Das Mausoleum von Halikarnassos oder kurz Maussolleion war das prachtvolle Grabmal des Maussolos, eines Kleinkönigs von Karien und persischen Satrapen (377–353 v. Chr.), gelegen in der antiken griechischen Stadt Halikarnassos (heute Bodrum) an der Südwestküste der heutigen Türkei. Das Mausoleum gehörte zu den „Sieben Weltwundern der Antike“. Es wurde von zwei griechischen Architekten und vier griechischen Bildhauern gebaut.

Auf Lateinisch hieß es „Mausoleum Halicarnasense“ (oder vollständig sepulcrum Mausoli Halicarnasense „Grabmal des Mausolos in Halikarnassos“), auf Altgriechisch „das Grab des Maussollos“ (ὁ Τάφος τοῦ Μαυσσώλου ho Táphos toú Maussṓllou, τὸ Μαυσσώλειον Ἁλικαρνασσεύς tò Maussṓleíon Halikarnasseús oder τὸ Μαυσ[σ]ωλ[λ]εῖον τοῦ Ἁλικαρνασσοῦ tó Maus[s]ōl[l]eíon toú Halikarnassoú).

Fries mit Amazonenkampfszene (Britisches Museum)

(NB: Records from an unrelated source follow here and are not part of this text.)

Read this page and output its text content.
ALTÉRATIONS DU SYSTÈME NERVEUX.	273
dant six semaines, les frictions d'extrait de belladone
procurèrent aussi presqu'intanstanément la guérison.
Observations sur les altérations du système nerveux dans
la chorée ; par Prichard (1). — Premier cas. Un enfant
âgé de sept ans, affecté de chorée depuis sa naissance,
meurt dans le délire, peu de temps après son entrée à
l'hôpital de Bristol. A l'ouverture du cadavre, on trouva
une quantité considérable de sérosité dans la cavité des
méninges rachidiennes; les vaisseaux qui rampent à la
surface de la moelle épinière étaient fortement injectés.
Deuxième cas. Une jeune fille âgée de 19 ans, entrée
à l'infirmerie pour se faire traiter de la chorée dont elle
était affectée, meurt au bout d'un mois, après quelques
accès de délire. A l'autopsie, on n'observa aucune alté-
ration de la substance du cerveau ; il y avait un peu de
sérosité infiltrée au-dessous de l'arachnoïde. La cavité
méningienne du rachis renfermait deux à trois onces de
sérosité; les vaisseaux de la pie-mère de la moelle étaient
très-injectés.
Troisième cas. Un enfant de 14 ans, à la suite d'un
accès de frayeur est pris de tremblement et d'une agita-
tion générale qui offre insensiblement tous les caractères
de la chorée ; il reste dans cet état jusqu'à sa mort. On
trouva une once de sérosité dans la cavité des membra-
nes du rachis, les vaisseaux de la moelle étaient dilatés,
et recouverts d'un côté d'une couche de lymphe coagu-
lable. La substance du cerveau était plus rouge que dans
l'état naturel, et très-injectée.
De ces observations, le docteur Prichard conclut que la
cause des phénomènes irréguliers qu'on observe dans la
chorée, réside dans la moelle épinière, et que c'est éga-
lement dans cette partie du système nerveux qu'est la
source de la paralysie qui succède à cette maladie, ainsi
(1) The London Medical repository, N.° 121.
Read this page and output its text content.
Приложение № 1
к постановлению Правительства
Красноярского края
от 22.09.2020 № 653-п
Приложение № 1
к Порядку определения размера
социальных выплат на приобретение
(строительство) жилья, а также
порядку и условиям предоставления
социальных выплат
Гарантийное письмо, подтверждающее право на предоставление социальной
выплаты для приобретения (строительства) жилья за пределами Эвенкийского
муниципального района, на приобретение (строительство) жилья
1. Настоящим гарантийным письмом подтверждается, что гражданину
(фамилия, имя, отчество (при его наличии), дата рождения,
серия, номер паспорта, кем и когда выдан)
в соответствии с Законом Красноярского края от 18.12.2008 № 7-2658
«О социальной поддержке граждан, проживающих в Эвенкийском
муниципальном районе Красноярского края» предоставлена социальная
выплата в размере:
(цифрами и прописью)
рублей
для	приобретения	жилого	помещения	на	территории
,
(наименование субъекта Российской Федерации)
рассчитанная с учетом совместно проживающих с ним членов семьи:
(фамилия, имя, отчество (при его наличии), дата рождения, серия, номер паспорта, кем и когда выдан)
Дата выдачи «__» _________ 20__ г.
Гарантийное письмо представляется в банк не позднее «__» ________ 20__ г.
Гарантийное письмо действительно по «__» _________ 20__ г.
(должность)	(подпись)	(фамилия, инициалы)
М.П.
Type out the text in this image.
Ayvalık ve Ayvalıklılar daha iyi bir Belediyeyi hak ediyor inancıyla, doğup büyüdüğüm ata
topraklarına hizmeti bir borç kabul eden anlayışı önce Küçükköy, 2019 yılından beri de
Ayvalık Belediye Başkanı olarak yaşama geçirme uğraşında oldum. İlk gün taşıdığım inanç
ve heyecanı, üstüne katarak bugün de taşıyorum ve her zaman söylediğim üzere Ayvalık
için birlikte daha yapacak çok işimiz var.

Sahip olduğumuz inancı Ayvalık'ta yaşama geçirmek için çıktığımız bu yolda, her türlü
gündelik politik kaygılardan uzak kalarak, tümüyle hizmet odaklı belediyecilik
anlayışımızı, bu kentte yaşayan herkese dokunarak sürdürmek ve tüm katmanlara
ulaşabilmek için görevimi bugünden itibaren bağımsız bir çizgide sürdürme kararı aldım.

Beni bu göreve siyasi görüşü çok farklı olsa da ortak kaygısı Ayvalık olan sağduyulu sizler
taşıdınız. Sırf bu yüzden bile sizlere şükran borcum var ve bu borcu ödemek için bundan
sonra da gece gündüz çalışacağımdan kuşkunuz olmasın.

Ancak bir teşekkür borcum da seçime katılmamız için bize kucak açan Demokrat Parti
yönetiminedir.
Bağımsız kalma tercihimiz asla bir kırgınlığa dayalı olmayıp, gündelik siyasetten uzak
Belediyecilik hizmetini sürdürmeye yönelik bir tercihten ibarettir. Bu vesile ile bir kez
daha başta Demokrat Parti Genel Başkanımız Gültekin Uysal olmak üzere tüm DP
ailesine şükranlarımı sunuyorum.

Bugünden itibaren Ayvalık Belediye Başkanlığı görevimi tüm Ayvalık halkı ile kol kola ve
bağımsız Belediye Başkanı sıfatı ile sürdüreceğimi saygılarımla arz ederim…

Das Mausoleum wurde etwa 368 bis 350 v. Chr. in Halikarnassos, der neuen Hauptstadt Kariens in Kleinasien, im heutigen Bodrum an der ägäischen Südwestküste der heutigen Türkei errichtet. Auf einer 105 m × 244 m großen Felsterrasse auf einem Hügelhang, die später als Grabbezirk von einer Umfassungsmauer (περίβολος peribolos) umschlossen wurde, hob man das Fundament aus. Die Fundamentplatte maß 32 m × 38,40 m, der Bau erreichte eine Höhe von insgesamt etwa 46 m. Der Sockel aus drei leicht zurückgesetzten Stufen war aus grünem Vulkangestein gefertigt und mit Marmor verkleidet. Vor jeder der Stufen, die im Verhältnis 3:4:5 höher gebaut waren, standen Rundplastiken: vor der untersten auf der überragenden Bodenplatte Reiterkampfszenen zwischen Griechen und Persern in etwa Naturgröße, vor der darübergelegenen Heroenfiguren in Übergröße und vor der dritten Jagdszenen in doppelter Normalgröße. Darüber erhob sich eine Ringhalle – also die Form eines Peripteros (περίπτερος) oder Pteron (πτερόν) – mit 36 (9 auf 11) ionischen Säulen, zwischen denen Skulpturen in Übergröße aufgestellt waren, Götterfiguren und solche des Herrscherhauses, was das Grabmal auch als Heroon erscheinen ließ. Der oberste Abschluss der dritten Stufe (Podium, 18,5 m) unterhalb der Säulen sowie ein Band hinter den Säulen und der Quadrigasockel trugen prächtige Relieffriese mit Amazonenkämpfen (Amazonomachie),[1] Wagenrennen und Lapithen- und Kentaurenkämpfen. Das Dach des Bauwerks bildete eine 24-stufige Pyramide (7 m) – entsprechend den Regierungsjahren des Königs –, der oberste Abschluss des Grabmals eine von Maussollos und Artemisia gelenkte Marmor-Quadriga auf einem Sockel mit Fries (6 m, s. u.) auf der Pyramidenspitze, die Pytheos zugesprochen wird. Sowohl die Pferde der Quadriga als auch andere Figuren waren mit Bronzeapplikationen (Zaumzeug, Waffen) versehen. Die seinerzeit berühmtesten griechischen Bildhauer wurden verpflichtet: Bryaxis aus Karien (Nordseite), Leochares von Athen (Westseite), Timotheos (Südseite) und Skopas von Paros (Ostseite). Das fertige Bauwerk erstrahlte in weißem Marmorglanz.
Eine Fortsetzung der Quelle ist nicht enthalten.